I went out to the counter and surprised the girl and ordered a been in and made their deposits, but they hadn’t hung around. Dell had been the last one called into the inner sanctum and I’d still been there, waiting on the girl to come back from the post office, when he’d come out, not walking straight because the tears were in his eyes and everything was coming down around him.
“I’ll get my final next week,” he said.
That meant that he’d be out with George Austin all the next week, going into every house where Northern had an account, checking the premium books and putting his initials in there in green — if they were right.
“There isn’t anything else wrong, is there, Dell? I mean I know about the tombstones and how you got the names in the graveyard and wrote the policies and paid the first premium yourself. It was a dumb thing to do, but I guess you thought it was all right or you wouldn’t have done it.”
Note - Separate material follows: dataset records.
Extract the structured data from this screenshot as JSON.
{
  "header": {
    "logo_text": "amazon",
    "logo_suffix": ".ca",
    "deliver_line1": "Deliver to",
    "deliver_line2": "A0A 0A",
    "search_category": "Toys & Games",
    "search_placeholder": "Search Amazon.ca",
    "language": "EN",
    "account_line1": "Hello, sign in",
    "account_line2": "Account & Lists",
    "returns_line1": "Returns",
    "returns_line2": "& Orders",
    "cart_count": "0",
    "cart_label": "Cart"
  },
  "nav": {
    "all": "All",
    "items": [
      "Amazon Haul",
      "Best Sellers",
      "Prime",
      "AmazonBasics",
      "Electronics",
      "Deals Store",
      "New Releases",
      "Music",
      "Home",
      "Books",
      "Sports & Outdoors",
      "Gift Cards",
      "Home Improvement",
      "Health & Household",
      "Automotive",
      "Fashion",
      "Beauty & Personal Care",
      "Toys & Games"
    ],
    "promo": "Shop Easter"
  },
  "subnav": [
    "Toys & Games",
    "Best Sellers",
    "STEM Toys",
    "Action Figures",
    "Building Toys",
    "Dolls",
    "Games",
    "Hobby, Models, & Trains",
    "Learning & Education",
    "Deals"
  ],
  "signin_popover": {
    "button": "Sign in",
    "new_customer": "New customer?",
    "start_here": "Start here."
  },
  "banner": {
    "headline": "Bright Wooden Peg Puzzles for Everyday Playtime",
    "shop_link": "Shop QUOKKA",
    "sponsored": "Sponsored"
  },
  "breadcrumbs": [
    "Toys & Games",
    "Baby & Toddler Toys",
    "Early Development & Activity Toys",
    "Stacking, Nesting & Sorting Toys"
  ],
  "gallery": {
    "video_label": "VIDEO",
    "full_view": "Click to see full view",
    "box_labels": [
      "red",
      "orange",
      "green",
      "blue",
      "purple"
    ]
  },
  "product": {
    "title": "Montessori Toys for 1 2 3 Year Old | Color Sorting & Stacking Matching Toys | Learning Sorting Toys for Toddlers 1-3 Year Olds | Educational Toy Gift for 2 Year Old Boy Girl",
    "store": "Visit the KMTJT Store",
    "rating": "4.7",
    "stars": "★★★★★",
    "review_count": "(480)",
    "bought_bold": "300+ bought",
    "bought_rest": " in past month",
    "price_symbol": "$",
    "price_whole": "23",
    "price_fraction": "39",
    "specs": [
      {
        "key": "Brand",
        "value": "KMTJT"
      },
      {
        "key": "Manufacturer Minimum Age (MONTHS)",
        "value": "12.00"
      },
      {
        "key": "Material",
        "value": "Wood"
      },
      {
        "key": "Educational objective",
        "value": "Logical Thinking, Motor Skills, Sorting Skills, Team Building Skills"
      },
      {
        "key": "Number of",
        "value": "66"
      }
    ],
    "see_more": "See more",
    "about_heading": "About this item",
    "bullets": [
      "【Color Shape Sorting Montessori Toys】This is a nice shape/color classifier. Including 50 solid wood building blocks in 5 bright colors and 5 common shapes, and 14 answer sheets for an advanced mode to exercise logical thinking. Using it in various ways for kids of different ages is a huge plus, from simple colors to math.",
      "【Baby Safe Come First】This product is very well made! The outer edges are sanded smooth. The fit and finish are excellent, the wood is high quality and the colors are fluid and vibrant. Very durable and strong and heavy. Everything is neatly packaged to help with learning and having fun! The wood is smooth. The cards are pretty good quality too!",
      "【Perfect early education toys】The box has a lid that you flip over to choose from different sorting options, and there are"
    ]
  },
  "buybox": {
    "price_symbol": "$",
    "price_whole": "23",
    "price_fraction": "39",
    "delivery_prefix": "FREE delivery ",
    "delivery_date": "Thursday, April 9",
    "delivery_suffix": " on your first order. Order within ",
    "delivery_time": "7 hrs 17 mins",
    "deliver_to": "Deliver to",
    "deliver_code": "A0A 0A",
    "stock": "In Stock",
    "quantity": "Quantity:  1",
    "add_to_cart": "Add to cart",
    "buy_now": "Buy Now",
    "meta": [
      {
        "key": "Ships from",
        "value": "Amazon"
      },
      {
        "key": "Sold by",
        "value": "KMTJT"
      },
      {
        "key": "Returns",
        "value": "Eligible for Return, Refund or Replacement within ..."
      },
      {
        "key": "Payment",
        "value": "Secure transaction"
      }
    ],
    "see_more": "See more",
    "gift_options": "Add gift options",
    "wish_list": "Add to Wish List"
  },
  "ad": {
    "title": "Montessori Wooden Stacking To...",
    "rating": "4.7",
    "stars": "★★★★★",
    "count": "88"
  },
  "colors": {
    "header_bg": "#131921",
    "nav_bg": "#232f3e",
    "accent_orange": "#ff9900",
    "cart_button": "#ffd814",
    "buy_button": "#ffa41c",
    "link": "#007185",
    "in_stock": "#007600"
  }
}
Dell walked over to the window and looked out, down into Park Place where he’d probably looked a thousand times before.
“It was one way to get money,” he said.
“Yeah.”
He turned away from the window, quickly. I could see that he was still having trouble keeping his eyes dry.
“But it wasn’t just that, Nicky. You’re new in this business and there’s some things you don’t know, can’t feel. I’ve been on this same debit for five years. I know the people and they know me. We know each other too well. We know each other so good that none of them have looked like prospects for the last two years.”
“I can see how it could happen.”
“But you don’t,” he said. “You can’t. It’s one of those things that you have to learn in this business. They ought to switch guys around on the debits every two or three years.”